Sunday, 25 March 2018

Enzymic polymerisation, characterisation and market evaluation of a set of novel bioplastic co-polymers derived from renewable resources

EnzPoly Funding Innovate UK Industrial Biotechnology Catalyst Grant; BBSRC (2016 - 2019) Research Team Professor James Clark - PI, Dr Thomas Farmer - Co-I, Dr James Comerford - PDRA External Collaborators The project is a joint collaboration between the University of York (lead research organisation), EPSRC (co-funder) and Biome Technologies (Project Partner). Summary Plastics are produced on an enormous scale, both within the UK and globally, and are used in functional products all around us. The vast majority of plastics are currently produced from no-renewable depleting fossil resources, predominately crude oil. There has been recent widespread research into the conversion of sustainable and renewable biomass to monomers and polymers, ideally looking to utilise the most abundant form of waste biomass, lignocellulose. Biome's (company lead) overall strategy is to produce novel highly functional polyesters from this lignocellulose by using industrial biotechnology.

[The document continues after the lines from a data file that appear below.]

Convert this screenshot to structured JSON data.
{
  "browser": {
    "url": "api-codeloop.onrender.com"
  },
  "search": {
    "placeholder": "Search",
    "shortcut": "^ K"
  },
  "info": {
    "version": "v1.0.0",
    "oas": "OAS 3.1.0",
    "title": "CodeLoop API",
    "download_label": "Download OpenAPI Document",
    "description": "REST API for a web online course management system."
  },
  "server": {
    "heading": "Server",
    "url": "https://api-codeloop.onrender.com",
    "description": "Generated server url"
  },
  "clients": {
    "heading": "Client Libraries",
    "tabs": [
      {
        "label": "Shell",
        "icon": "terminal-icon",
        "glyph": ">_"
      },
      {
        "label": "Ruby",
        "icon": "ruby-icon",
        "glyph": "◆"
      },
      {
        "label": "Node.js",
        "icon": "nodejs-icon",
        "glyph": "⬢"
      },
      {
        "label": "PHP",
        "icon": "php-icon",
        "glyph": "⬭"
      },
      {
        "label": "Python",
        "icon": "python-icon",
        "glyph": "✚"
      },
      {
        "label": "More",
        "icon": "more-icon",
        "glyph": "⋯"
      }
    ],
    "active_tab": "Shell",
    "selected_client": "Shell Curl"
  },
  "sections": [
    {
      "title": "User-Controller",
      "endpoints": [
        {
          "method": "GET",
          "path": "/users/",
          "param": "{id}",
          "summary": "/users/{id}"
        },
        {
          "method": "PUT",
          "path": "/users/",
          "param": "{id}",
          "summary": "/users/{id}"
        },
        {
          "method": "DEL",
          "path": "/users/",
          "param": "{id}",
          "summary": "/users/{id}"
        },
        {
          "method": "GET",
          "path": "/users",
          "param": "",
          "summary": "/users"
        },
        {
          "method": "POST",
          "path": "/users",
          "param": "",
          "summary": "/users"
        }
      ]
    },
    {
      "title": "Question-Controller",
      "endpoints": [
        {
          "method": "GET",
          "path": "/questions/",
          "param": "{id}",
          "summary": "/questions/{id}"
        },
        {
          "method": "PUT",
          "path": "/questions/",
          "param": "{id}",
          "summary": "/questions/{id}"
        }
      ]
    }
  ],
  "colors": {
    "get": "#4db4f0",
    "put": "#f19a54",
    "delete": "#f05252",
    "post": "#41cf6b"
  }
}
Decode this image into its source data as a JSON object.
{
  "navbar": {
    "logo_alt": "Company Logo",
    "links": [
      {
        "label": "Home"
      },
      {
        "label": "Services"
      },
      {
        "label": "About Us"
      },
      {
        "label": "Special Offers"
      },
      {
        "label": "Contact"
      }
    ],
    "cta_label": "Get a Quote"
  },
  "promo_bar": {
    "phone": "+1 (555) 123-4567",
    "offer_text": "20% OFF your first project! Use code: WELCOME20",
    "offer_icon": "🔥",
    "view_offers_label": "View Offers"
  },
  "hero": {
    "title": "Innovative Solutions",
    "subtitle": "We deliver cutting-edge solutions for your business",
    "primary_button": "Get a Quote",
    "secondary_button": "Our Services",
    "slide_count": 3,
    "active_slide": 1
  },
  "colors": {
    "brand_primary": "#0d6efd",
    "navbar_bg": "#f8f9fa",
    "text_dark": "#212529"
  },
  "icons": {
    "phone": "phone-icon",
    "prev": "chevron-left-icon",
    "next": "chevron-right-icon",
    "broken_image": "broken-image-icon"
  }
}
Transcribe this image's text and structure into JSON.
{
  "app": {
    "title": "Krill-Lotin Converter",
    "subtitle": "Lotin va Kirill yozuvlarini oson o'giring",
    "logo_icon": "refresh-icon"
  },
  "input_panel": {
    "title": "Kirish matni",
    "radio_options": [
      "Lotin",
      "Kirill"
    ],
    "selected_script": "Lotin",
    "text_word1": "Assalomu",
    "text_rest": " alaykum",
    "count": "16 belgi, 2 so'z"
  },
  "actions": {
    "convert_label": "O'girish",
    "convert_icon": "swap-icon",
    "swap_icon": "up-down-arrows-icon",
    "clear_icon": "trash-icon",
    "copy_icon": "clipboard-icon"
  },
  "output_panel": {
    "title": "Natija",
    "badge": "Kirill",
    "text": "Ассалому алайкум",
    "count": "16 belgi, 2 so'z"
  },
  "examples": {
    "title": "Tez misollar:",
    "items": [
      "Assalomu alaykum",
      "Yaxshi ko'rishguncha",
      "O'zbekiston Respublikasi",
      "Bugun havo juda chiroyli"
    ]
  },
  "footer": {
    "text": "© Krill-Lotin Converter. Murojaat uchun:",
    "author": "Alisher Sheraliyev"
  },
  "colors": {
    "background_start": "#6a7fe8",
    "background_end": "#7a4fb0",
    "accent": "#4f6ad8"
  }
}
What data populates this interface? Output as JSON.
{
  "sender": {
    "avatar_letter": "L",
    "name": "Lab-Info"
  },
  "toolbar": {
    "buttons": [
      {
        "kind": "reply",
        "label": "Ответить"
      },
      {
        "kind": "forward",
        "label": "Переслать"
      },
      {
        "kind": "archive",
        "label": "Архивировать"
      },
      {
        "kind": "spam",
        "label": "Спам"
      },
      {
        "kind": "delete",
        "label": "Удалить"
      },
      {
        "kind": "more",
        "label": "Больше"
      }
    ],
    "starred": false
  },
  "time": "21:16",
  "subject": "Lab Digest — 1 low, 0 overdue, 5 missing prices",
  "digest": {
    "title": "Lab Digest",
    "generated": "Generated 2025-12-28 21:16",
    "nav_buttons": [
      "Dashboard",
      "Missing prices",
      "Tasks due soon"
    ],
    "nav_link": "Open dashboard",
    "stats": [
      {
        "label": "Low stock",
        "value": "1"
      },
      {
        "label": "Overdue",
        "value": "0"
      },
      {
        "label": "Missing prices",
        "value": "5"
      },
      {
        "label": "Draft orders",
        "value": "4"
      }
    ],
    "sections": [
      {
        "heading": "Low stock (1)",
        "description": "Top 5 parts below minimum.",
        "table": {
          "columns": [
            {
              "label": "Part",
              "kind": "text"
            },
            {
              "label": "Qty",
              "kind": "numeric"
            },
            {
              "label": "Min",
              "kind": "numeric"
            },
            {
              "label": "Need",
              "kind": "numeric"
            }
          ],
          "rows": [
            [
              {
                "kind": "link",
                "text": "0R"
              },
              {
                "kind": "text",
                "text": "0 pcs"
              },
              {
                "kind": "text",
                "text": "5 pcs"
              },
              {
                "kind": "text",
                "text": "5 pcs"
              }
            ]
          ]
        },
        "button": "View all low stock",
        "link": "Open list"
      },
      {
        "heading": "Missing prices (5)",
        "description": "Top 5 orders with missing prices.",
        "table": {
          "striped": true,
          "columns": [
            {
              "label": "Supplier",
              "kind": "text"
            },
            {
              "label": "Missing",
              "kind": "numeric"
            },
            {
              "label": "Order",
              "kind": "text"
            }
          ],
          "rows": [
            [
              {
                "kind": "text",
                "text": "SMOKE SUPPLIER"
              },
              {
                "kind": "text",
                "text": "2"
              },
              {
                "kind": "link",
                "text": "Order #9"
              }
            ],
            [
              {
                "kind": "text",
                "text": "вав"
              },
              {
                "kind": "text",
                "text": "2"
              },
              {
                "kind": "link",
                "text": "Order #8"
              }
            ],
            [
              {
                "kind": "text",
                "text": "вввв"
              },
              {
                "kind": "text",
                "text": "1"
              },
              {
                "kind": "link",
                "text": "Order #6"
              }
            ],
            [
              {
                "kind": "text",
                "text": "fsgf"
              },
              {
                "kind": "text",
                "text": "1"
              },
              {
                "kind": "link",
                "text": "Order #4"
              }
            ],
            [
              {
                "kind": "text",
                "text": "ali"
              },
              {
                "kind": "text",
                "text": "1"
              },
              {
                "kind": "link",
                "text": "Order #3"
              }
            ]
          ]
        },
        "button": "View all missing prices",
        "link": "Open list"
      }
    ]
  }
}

This project with the Universities of York and Liverpool will take lignocellulose-derived aromatic diacids (monomers) and utilise enzymes in a multi-step polymerisation to produce a targeted group of novel copolymers and explore their properties. The project will also determine whether this biocatalysis can be undertaken in-situ of the diacid production and will provide quantities of bio-derived plastics to be assessed for their potential in high value markets, and will also demonstrate the capability of the bio-catalytic reactions to be scaled to >1 kg. Previous work (supported by Innovate UK) has already demonstrated that the aromatic diacids can be produced from both lignin and cellulose using both engineered bacteria/enzymes and a scale-up for diacid formation is already underway. These diacids have already been used to make the first small quantities of novel polyester copolymers (with exciting preliminary properties), prompting this project application. This project will additionally contribute to the development of these novel bio-derived polymers through the assessment of induced chain-branching, thus altering their physical properties and eventual application. It will also undertake initial investigations into the end-of-life options for these polymers, including breaking them back down to monomer units, ensuring that after product use their environmental footprint will be minimised.